龍逢月嫌棄地看著這個莫名其妙自來熟的人,很擔心他的哈喇子滴落到自己的衣服上。
“你不餓嗎?”
“還行,”周熠用下巴示意對麵的小吃店,“你餓了嗎,那要不然我們去那兒吃小籠包吧。”
“不要,”龍逢月非常果斷地拒絕了,“除非aa。”
“那算了,”周熠拉著龍逢月轉身進了便利店後邊的小弄堂,“你不請我的話就不吃了。”
龍逢月:“……”
周熠的方向感有些差,帶著龍逢月彎彎繞繞走了半天也沒尋到目的地,當下急出了一腦門的汗,“誒,他媽奇了怪了,那條河呢……”
“什麼河。”龍逢月隱約猜到了周熠想帶他去哪兒。
“就那天,看到你和那個女的在一塊兒的那條河邊上,想帶你去那兒吹吹風的,”周熠看著眼前一片拆了一半的民房,覺得很鬱悶,“那地方挺涼快的,後來回去我還發燒了呢。誒操,這地方是哪裏啊。”
龍逢月停下腳步,這一路上周熠一直抓著他的手,這會兒兩人的小手指還勾連在一塊兒,“別走了。”
“哈?”
“你走反了。”
“……”
龍逢月耐下心來給他解釋,“護城河在學校南邊,要穿過後街,這裏是學校北邊,你不會連這都不知道吧。”
周熠還是一臉的茫然,“我以為,條條大路通羅馬呢。”
龍逢月就地找了一堆磚坐了下來,抬頭看到周熠的傻樣忍不住笑出了聲,“操,就這他媽的還學霸呢。”
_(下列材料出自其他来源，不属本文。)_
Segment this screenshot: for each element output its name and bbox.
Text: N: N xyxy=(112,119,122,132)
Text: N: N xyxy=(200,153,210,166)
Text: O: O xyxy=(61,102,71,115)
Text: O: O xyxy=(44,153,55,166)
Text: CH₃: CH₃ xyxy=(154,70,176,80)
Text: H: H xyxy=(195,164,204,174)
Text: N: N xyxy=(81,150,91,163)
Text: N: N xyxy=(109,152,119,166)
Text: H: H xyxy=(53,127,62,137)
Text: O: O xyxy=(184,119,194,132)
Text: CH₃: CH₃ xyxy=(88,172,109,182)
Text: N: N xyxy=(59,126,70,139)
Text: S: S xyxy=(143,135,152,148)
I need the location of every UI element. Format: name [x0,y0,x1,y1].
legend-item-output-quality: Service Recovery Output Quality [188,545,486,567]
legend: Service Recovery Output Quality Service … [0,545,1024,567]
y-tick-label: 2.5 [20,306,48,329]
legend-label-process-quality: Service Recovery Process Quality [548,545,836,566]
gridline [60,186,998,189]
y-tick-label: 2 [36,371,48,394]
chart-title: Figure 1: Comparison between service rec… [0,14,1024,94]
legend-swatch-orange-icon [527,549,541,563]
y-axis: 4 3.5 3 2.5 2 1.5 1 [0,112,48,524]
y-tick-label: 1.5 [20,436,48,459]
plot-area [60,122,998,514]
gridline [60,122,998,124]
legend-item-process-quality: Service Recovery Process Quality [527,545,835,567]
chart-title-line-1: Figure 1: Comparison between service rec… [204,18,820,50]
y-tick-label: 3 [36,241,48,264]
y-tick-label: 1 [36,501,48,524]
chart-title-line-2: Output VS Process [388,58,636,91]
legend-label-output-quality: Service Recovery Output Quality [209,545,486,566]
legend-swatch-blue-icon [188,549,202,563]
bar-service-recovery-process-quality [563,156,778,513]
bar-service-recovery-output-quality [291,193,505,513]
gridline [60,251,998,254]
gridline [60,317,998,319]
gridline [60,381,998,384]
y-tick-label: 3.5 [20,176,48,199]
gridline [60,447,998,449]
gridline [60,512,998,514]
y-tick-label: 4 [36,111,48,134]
“誰跟你說我是學霸了。”周熠是頭一回聽龍逢月說髒話,也笑了出來,提了兩下褲子,也在龍逢月旁邊找了個地方坐下。
“沒人跟我說。”龍逢月擰開雪碧,喝了一大口。
天還有點熱,當下又被周熠這個傻逼帶到了不知道哪兒,冰冰涼的碳酸飲料下喉,心口原先那股彷徨的火忽然就澆滅了大半。
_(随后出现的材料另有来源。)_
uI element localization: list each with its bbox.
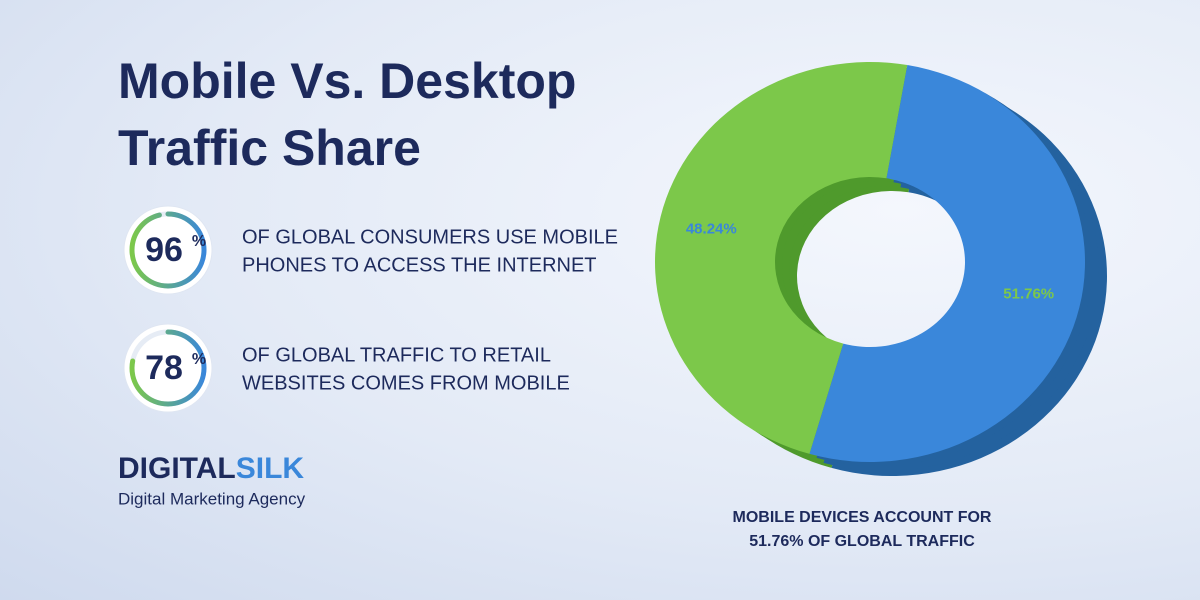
slice [655,62,908,454]
slice-label: 51.76% [1003,285,1054,302]
brand-part: SILK [236,452,305,485]
stat-text: WEBSITES COMES FROM MOBILE [242,372,570,394]
slice-label: 48.24% [686,221,737,238]
brand-tagline: Digital Marketing Agency [118,489,306,508]
slice [809,65,1085,462]
caption: 51.76% OF GLOBAL TRAFFIC [749,533,975,550]
stat-value: 78 [145,349,183,387]
brand-name: DIGITALSILK [118,452,304,485]
stat-unit: % [192,351,206,368]
title-line: Traffic Share [118,120,421,176]
stat-badge [123,323,213,413]
stat-text: OF GLOBAL CONSUMERS USE MOBILE [242,226,618,248]
stat-unit: % [192,233,206,250]
title-line: Mobile Vs. Desktop [118,53,576,109]
caption: MOBILE DEVICES ACCOUNT FOR [733,509,992,526]
stat-value: 96 [145,231,183,269]
stat-badge [123,205,213,295]
stat-ring [129,211,207,289]
stat-text: PHONES TO ACCESS THE INTERNET [242,254,597,276]
brand-part: DIGITAL [118,452,236,485]
stat-ring [129,329,207,407]
stat-text: OF GLOBAL TRAFFIC TO RETAIL [242,344,551,366]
周熠在旁邊看著龍逢月,看他喝飲料時喉頭上下聳動的樣子,汗珠順著他的喉結流到半露的鎖骨上。
龍逢月的嘴唇怎麼就這麼紅呢,他有點像那個年畫娃娃。
“你看什麼?”龍逢月見周熠目不轉睛的樣子,開口問道。
“看你。”
龍逢月不知道的是,他隻是稍稍瞟了周熠一眼,但在周熠看來,卻好似是拋了個媚眼,全怪他眉眼長得太漂亮,周熠頭腦都發暈,“你看人的時候,是不是習慣於這麼斜著眼睛看人。”
聽周熠這麼說,龍逢月很是意料之外,“從來沒人告訴過我。”
說完,他低頭想了想,又抬起頭來正正經經直視著周熠的眼睛說,“不好意思,是不是讓你覺得不爽了?”
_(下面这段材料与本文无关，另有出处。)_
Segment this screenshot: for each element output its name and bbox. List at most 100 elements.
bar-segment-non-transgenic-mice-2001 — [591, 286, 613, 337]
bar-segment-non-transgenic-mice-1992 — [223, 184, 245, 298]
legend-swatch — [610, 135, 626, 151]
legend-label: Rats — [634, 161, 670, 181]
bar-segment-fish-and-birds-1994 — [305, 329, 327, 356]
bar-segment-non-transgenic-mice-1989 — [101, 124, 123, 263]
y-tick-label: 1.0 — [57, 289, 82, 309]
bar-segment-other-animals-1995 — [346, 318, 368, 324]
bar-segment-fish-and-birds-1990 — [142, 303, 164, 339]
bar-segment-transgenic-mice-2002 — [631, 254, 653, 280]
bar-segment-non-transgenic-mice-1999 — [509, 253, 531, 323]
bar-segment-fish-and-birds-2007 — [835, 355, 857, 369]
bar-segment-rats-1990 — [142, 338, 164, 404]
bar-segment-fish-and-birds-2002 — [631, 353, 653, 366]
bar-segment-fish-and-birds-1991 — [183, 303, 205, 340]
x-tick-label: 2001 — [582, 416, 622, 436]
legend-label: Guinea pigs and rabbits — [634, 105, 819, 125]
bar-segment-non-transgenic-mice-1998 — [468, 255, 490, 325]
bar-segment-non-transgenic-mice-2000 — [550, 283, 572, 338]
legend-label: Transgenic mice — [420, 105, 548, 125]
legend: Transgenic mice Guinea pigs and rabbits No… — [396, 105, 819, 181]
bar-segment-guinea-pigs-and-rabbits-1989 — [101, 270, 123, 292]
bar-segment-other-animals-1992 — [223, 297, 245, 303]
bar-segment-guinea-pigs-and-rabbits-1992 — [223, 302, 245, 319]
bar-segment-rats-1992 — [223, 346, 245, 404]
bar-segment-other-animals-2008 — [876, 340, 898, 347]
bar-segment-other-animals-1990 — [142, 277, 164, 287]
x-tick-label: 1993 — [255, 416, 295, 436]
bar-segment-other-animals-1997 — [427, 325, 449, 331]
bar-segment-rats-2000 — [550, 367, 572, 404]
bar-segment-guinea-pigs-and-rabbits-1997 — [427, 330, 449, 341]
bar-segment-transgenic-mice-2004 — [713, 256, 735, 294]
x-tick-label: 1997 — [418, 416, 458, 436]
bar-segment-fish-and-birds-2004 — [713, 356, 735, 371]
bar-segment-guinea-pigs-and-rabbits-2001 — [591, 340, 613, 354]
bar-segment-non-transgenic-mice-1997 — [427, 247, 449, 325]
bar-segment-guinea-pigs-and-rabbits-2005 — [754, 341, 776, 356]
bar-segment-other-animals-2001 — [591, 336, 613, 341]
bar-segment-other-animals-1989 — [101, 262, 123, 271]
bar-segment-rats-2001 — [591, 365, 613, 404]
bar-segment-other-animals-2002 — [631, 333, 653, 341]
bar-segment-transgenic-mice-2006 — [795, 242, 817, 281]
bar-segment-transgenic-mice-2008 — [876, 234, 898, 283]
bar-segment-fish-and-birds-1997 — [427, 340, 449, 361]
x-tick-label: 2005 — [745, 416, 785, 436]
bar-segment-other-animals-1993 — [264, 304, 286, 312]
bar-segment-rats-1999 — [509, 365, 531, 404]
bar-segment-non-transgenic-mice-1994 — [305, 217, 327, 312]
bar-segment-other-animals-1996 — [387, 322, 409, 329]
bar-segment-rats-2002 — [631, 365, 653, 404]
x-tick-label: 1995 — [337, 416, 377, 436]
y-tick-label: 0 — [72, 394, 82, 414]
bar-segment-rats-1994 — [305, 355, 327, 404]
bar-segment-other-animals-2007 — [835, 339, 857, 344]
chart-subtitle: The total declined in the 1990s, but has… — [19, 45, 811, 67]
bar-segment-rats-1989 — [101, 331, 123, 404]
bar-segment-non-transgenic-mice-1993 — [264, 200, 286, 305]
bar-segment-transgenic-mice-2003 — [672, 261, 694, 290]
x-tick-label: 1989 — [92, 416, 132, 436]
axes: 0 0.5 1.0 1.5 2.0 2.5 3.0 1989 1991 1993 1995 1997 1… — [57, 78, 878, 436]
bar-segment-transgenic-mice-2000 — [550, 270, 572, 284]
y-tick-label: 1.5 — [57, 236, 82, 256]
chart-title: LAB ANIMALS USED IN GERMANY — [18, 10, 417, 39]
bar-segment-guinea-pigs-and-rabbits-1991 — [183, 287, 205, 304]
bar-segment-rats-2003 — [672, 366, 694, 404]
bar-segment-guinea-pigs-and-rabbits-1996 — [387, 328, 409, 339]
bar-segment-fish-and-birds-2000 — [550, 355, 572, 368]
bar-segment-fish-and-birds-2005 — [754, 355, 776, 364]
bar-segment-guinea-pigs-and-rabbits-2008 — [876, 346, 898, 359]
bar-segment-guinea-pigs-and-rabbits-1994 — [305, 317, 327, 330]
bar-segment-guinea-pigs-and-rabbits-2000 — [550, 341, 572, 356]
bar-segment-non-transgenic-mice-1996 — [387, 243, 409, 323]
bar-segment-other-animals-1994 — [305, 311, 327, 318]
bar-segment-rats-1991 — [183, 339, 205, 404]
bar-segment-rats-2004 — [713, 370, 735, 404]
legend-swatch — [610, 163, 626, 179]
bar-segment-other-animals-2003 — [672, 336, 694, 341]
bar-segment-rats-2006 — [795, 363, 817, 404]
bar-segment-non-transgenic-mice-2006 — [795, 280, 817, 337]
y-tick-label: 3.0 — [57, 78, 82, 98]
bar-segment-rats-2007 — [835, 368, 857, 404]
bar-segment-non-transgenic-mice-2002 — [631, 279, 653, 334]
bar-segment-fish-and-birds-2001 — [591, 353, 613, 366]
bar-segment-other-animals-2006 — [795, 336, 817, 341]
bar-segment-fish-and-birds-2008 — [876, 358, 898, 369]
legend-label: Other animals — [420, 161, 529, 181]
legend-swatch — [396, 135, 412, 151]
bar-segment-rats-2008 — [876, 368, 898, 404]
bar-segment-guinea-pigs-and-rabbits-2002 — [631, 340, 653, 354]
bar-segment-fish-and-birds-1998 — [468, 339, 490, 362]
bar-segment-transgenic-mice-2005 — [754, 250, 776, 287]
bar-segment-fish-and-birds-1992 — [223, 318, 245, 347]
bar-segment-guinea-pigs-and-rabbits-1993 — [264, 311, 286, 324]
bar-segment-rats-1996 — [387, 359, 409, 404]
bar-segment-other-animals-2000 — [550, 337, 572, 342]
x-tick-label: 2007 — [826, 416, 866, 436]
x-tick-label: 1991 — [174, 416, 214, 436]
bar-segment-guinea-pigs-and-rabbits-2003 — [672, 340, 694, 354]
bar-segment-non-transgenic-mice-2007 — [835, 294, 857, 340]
周熠覺得自己真是發燒了,且這場燒自報道日之後一直都沒有褪去過。
那條黑魆魆的小河,那陣吹得他又冷又熱的風,那個讓他頭腦在瞬間空白同時又爽得不行的冷水澡。
那些讓他半夜夢醒對著自己的床單悔恨不已的畫麵,當下,此刻,全部都聚集在了龍逢月的這雙眼睛之中。